Rules for How to Behave in a Bar
The dos and don'ts of bar etiquette, straight from the experts
Today on The Daily Meal
"I think as a society we're losing our ability to be social," remarked Philip Duff, renowned Amsterdam bar owner and beverage consultant. "We need books now to tell us how to be nice, how to make small talk? Really?"
This coming from someone who is self-described as one of the least well-behaved men in the industry. And who, even more fittingly, made the observation while leading a seminar on "How to Behave in a Bar" at last weekend's Manhattan Cocktail Classic.
His co-host, longtime bartender Angus Winchester, chimed in: "In restaurants people know how to behave, in bars, people just get sloppy." He noted that bar rules are becoming an increasingly popular feature at establishments across the world — he found them at 85 bars internationally, in fact. Things like "No PDA at PDT" or "Know what you want, know what your friend wants, have money, and say please and thank you," which is the code at San Francisco's R Bar.
Below are highlights from the lecture, some bar etiquette to keep in mind for your next visit to the local watering hole. (You know, in case you forget that it's probably not a good idea to tip with quarters or snap your fingers at a bartender to get their attention.) Remember: Manners cost nothing and are worth millions.
1. Read the cocktail menu before ordering, and when you have the bartender's attention, know what you want (and what your friend wants, too).
2. Also, know the kind of establishment you're frequenting. If you're at reservation-only, super-cool speakeasy known for making the best craft cocktails in town, don't order a Long Island Iced Tea or a round of Jägerbombs (and definitely don't get mad if they won't serve them).
3. Don't ask "Make me something good" or "What is good today?" Says Duff, "you'll get chicken."
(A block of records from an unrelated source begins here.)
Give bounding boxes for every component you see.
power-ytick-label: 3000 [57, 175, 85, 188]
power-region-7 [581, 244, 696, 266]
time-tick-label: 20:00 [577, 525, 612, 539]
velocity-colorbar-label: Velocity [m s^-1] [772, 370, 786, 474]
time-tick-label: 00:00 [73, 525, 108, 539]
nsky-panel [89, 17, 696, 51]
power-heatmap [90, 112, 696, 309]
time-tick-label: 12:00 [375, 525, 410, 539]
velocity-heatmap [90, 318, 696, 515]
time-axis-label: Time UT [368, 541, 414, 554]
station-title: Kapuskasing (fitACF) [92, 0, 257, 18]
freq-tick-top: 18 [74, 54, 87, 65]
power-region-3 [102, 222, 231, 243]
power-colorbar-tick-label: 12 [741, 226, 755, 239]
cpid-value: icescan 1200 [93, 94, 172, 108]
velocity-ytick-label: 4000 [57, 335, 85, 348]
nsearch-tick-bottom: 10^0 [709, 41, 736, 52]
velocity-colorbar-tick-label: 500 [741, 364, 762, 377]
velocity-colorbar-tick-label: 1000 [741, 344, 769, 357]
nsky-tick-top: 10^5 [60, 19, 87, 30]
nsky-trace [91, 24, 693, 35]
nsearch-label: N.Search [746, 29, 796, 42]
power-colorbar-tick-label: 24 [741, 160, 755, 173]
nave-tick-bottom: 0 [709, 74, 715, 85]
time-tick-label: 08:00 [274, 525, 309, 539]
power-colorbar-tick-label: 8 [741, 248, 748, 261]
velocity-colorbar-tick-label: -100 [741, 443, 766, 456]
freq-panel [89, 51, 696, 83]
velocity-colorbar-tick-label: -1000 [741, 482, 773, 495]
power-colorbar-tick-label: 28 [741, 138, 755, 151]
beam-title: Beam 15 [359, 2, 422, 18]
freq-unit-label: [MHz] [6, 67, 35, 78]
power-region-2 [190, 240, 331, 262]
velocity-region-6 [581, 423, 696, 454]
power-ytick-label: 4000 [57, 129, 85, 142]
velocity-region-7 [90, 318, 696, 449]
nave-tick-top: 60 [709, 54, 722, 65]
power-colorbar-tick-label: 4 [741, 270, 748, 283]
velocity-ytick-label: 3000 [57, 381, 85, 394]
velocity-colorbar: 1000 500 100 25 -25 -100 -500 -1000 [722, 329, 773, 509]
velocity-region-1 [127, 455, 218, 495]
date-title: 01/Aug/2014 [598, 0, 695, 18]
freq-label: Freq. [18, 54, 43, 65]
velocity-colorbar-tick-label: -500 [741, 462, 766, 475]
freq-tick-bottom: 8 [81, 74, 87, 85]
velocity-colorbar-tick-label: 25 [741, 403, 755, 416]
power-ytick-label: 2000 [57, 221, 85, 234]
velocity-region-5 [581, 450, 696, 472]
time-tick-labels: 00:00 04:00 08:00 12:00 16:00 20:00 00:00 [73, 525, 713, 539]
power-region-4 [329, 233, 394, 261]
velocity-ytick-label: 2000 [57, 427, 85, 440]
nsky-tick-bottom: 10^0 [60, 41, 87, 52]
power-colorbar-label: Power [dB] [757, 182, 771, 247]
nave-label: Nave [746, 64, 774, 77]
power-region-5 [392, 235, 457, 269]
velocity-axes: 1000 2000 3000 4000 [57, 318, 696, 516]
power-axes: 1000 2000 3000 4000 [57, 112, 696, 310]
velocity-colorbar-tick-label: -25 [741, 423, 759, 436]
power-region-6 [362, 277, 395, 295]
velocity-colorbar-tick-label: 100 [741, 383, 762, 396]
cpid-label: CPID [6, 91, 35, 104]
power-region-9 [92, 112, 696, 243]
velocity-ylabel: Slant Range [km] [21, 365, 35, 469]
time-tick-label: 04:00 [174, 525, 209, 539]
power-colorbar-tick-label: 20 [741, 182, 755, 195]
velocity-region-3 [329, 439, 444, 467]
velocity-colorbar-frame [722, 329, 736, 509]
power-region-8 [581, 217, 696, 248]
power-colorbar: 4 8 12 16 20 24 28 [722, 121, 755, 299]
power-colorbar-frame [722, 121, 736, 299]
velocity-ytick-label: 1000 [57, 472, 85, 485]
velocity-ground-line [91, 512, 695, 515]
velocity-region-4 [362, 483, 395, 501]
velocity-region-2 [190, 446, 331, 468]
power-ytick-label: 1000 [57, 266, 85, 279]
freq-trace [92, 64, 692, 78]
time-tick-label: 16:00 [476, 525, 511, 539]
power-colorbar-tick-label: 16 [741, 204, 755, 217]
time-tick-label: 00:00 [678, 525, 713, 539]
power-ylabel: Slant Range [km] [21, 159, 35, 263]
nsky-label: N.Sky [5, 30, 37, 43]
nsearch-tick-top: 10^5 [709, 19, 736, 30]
4. It would be better instead to ask what the bartender likes making. But if you're going to ask for a recommendation, take it.
5. Don't order rude or "nasty sounding" drinks, it's demeaning to both parties. (As Duff so eloquently put it: "You kiss your mother with that mouth?") Basically, don't order a drink with a name that includes a body part that is normally covered with clothing.